Ich bin zwar allein erziehend, aber irgendwie bin ich's auch doch nicht. Denn meine Familie hat mich von Anfang an unterstützt. Deswegen weiß ich nicht, ob es schwerer ist. Mein Freund, mit dem ich seit 10 Jahren zusammen bin, versucht auch ab und an mal mitzumischen. Bis zu einen gewissen Grad lass ich ihn auch, aber im Endeffekt bin ich schon allein erziehend.

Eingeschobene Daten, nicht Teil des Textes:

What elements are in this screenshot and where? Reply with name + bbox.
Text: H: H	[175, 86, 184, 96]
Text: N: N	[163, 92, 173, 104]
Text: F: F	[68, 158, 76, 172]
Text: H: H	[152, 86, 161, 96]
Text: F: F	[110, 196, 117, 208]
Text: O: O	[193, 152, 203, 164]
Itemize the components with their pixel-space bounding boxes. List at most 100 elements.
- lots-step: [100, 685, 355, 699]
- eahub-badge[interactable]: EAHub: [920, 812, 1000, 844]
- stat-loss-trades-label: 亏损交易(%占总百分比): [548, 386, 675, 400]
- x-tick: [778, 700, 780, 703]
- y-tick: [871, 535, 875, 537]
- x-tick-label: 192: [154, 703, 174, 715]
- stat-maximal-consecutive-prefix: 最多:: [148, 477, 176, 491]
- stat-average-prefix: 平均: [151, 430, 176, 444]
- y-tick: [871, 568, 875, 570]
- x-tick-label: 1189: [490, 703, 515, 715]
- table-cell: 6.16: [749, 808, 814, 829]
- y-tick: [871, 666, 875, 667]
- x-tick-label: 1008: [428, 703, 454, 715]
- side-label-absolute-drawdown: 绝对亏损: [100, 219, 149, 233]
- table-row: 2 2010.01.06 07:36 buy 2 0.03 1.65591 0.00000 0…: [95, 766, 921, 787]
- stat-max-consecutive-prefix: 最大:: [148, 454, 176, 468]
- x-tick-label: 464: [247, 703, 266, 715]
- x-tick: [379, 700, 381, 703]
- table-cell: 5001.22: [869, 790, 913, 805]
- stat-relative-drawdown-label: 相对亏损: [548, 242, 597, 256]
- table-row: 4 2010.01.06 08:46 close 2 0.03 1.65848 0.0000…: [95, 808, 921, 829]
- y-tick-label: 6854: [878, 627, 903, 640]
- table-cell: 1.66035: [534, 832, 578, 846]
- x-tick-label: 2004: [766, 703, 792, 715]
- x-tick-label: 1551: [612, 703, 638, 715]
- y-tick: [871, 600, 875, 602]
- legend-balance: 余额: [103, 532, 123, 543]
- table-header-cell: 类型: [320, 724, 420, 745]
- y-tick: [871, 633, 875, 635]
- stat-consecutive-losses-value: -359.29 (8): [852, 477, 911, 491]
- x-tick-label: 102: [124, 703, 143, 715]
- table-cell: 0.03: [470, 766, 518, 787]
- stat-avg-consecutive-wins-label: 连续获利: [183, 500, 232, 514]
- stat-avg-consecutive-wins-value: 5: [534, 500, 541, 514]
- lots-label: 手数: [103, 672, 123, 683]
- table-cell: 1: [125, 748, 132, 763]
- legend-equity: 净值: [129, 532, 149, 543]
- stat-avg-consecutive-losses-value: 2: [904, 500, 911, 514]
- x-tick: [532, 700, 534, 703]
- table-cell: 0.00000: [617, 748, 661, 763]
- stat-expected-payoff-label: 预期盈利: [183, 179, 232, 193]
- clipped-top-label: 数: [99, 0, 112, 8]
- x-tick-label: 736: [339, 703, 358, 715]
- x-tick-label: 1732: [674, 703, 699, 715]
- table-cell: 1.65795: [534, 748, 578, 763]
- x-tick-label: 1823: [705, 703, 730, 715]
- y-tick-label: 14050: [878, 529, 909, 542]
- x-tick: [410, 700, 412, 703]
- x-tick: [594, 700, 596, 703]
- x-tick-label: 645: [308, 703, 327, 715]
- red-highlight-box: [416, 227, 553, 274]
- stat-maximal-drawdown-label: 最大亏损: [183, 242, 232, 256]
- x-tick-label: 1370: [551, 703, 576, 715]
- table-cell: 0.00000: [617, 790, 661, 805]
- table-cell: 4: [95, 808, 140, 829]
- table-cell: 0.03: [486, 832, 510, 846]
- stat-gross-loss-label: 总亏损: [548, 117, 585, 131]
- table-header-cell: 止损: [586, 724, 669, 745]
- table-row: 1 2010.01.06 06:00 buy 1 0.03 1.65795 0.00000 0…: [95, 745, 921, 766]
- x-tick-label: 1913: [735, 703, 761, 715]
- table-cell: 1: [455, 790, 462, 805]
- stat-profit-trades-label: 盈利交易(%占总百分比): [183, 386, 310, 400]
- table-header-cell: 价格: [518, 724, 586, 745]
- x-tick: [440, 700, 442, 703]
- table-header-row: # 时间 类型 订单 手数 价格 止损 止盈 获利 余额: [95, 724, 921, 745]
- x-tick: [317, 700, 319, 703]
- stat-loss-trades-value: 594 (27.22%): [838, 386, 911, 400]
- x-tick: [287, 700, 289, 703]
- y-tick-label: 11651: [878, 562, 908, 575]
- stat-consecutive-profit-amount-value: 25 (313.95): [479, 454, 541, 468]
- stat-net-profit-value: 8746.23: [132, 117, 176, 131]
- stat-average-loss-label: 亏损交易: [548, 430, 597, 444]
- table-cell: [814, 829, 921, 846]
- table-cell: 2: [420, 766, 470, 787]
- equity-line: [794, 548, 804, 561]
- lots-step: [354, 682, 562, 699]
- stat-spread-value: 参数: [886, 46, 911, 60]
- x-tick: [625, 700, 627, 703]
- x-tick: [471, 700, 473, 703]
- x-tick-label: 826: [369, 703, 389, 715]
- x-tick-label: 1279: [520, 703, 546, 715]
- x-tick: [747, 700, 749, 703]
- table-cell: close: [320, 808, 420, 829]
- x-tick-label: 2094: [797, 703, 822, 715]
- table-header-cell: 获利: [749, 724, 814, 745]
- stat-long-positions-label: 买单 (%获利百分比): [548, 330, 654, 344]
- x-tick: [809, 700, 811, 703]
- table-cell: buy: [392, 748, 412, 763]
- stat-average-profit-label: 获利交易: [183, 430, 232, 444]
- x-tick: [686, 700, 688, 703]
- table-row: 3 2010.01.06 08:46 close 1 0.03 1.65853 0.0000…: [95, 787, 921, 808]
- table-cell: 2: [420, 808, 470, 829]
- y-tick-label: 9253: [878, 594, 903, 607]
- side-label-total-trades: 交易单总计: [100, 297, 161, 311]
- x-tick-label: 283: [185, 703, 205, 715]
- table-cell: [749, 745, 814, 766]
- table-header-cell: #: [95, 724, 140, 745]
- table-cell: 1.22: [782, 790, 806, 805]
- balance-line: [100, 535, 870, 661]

Manchmal habe ich schon diese Blicke gespürt, die zu sagen schienen: „Oh ist die jung! Ist das jetzt die Schwester? Die Nichte?“  Niemals wären sie darauf gekommen, dass sie meine Tochter ist. Wenn sie dann mal Mama gesagt hat, wurden die Augen aufgerissen. Ehrlich gesagt hat mich das stolz gemacht, weil sie was Besonderes ist. Man sagt das immer über die eigene Tochter, aber sie ist ziemlich stark, eine super Persönlichkeit. Sie ist ein Kind, dass mir Kraft gibt. Und für sie hab ich das ganze Programm auch durchgezogen.